Niawa Lenga Chiefdom is a chiefdom in the northeastern part of the Bo District, Southern Province of Sierra Leone. Its capital is Nengbema, located 27.6 km northeast of the city of Bo. The area of Niawa Lenga Chiefdom includes 241 km^{2}, derived from geospatial data. The neighbour chiefdoms of Niawa Lenga are: Valunia (north), Komboya (northeast), Bagbwe (east), Kakua (south) and Selenga (west).

==Demographics==
According to the 2015 census 13.955 people lived in Niawa Lenga chiefdom, 6.789 males and 7.166 females. All inhabitants live in rural areas. In 2004 there were 11.109 inhabitants (5.214 males/5.895 females), which means that there was a population growth of 2.1% per year between 2004 and 2015.

==Sections==
There are four sections in this chiefdom: Upper Niawa in the Northeast, Yalenga in the Northwest, Lower Niawa in the Center and Baimba in the South.
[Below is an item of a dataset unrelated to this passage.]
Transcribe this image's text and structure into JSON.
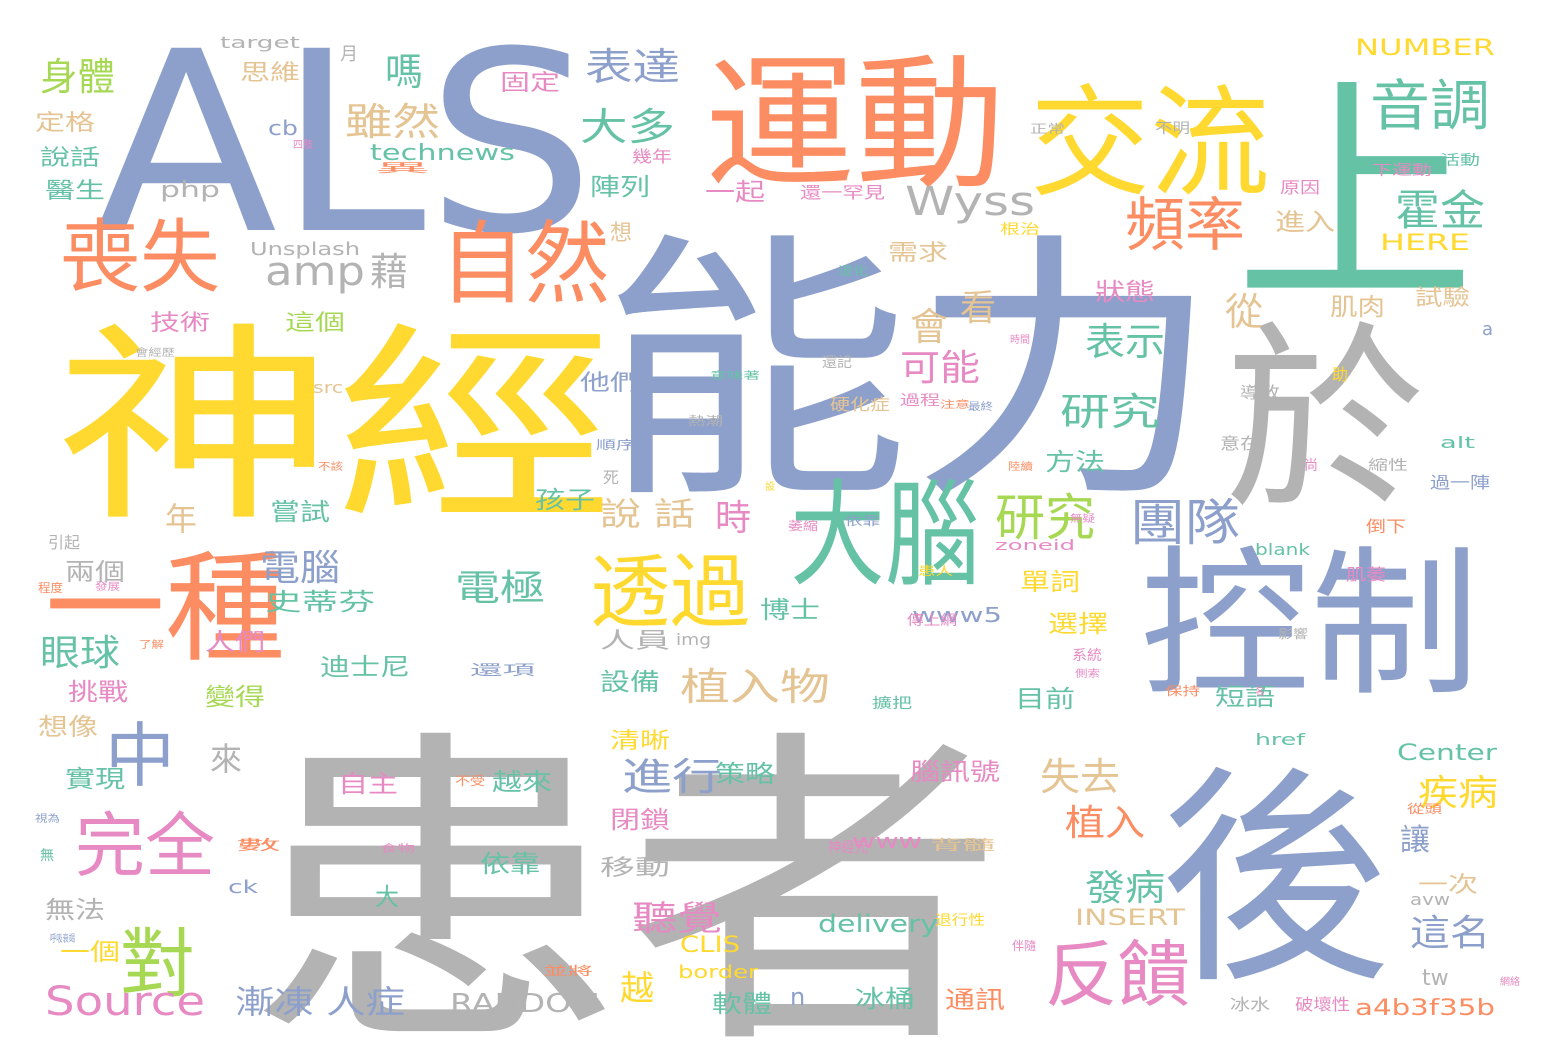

The capital Nengbema is located in the Lower Niawa section.

==Infrastructure and Transport==
A main (unpaved) west–east highway connects the Niawa Lenga Chiefdom with the Bo-Mogeri-Yele highway in the west and regions east and southeast, namely in the Bagwe, Komboya and Baoma Chiefdoms. 10.5 km of this highway are within the Niawa Lenga Chiefdom. Nengbema and other villages east of it like Nyandeama, Tondoya and Blama, all within the Lower Niawa Section, are located at the highway. Other important villages like Njagbewa in Baima Section, Sahn in Yalenga Section and Ngogbebu in Upper Niawa Section are connected with this west–east highway via minor roads.

==Government and politics==
The current chief is George Gbaniey Njiabo, elected by the eligible councillors of the chiefdom on December 7, 2002. He received 72 votes, while Emmanuel Kombay-Nallay received 64. The name of the chief was listed as Alhaji George Njiabo by Tristan Reed in 2012. The chief during the civil war, Mrs. Sufi Nail, fled the chiefdom for two years in 1991 until 1993.

According to Reed there are five ruling houses in this chiefdom, namely Njiabo (headquarter: Sahn), Yoki, Nail (headquarter: Njagbewa), Kurabanda and Mone (headquarter of both: Ngogbebu). The fact that these ruling houses have different headquarters points to the fact that Niawa Lenga is an amalgamated chiefdom. The names of the original chiefdoms and the year of amalgamation would have to be added here.